Выше мы указали, какими достоинствами отличается рассматриваемое сочинение Николая, но мы не считаем себя вправе обойти молчанием и некоторые недостатки того же сочинения. К недостаткам этого произведения можно отнести следующее: во–первых, Николай в своих представлениях настолько сближает Христа и христианина, что последний как бы погружается и исчезает в первом. Например, он говорит: «Спаситель с живущими в Нем всегда и во всем соприсутствует, так что всякую нужду восполняет, и есть для них все. Ибо Он и рождает, и возвращает и питает; и свет для них, и дыхание; и Самим Собой образует для них око, Самим Собой освещает их» и пр.[1096] во–вторых, рассматриваемый писатель так много обращает внимания на духовную сторону человека, что доходит если не до отрицания значения чувственной стороны человека, то до пренебрежения ей. Николай говорит: «Человек на самом деле состоит из воли и разума, и кроме этого ничто иное не существенно для него».[1097] Впрочем, все указанные недостатки ничуть не затемняют высоких качества сочинения «Жизнь во Христе».

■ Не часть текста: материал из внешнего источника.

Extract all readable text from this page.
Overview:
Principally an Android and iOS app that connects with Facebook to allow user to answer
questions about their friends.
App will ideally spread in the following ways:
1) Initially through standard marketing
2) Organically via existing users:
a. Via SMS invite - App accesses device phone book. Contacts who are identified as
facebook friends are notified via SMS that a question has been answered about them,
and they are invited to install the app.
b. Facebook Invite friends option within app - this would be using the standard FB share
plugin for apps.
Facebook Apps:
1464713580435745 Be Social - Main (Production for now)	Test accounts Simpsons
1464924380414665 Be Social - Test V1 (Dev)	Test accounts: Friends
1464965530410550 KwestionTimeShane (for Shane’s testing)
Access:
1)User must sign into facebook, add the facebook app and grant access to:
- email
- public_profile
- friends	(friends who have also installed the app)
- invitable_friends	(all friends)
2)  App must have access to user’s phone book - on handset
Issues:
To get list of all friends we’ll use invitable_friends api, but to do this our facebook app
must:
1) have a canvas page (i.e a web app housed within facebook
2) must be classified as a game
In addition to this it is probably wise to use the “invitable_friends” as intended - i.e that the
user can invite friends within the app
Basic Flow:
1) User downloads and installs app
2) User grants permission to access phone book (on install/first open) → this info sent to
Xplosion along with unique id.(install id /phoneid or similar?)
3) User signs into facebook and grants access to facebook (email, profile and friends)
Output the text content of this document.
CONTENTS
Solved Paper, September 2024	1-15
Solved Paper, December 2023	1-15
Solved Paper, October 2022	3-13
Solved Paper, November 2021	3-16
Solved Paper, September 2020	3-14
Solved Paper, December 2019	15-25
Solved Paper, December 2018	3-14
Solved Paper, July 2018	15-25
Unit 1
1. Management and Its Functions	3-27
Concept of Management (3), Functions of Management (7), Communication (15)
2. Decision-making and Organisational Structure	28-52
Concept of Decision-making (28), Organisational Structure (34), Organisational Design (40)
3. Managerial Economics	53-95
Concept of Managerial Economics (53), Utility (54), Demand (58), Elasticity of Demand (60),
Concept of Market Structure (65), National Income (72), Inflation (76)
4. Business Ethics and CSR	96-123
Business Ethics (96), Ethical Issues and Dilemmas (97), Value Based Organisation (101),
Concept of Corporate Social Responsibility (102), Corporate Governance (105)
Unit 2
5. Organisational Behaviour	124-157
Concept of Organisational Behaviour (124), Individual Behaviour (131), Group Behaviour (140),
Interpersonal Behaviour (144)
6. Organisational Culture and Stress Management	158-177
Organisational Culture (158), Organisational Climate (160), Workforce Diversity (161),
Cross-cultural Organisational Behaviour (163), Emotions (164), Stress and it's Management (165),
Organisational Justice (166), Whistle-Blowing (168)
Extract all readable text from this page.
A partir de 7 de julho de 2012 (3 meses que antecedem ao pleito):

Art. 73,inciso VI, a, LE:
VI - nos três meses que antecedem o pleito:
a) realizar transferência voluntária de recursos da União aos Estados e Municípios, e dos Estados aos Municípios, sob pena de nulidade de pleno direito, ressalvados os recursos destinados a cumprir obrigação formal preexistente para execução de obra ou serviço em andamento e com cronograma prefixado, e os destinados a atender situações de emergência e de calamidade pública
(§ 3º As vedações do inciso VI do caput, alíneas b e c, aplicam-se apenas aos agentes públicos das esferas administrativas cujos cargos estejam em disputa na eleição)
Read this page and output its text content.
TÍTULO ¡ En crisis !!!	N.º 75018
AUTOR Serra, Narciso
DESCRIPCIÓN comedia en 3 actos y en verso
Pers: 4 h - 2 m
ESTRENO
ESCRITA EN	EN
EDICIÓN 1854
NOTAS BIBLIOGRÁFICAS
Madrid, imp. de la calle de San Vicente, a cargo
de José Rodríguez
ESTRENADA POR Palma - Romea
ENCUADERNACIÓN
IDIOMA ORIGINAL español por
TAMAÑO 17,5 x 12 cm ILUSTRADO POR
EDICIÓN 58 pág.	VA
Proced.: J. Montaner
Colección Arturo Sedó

VI. Падение Константинополя (в 1453 г.)

Падение Константинополя от руки турок заканчивает собой эпоху самостоятельного существования Византийской церкви. Факт этот — падение Константинополя — с первого взгляда представляется имеющим громадное значение. Но едва ли так на самом деле. Византия, как государство, медленно умирала, и смерть ее была неизбежна. Могло быть вопросом лишь одно: когда это совершится — десятком лет раньше или позже. Достаточно припомнить, что в то время, когда случилась указанная катастрофа, вся Византийская империя заключала в себе один Константинополь и его предместья. Можно ли даже назвать это империей? Материальных средств для пропитания народонаселения почти никаких не было. Еще в XIV в. византийский историк Григора острил, что в государственном казначействе ничего нельзя было обрести, кроме Эпикуровых атомов. Столица некогда обширного государства теперь неведомо чем промышляла и неведомо каким образом поддерживала свое существование. Если нынешнюю Турецкую империю с ее плохим финансовым положением, голодным и разутым войском, неурядицами в администрации единогласно называют «больным человеком», то мы, право, затрудняемся, как назвать Византию середины XV в.? Теперешняя Турция по сравнению с тогдашней Византией — могущественное государство. И если Византия наконец пала, то это значило только, что старый, давно заброшенный дом, остававшийся без призора и ремонта, рухнул, как и следовало того ожидать.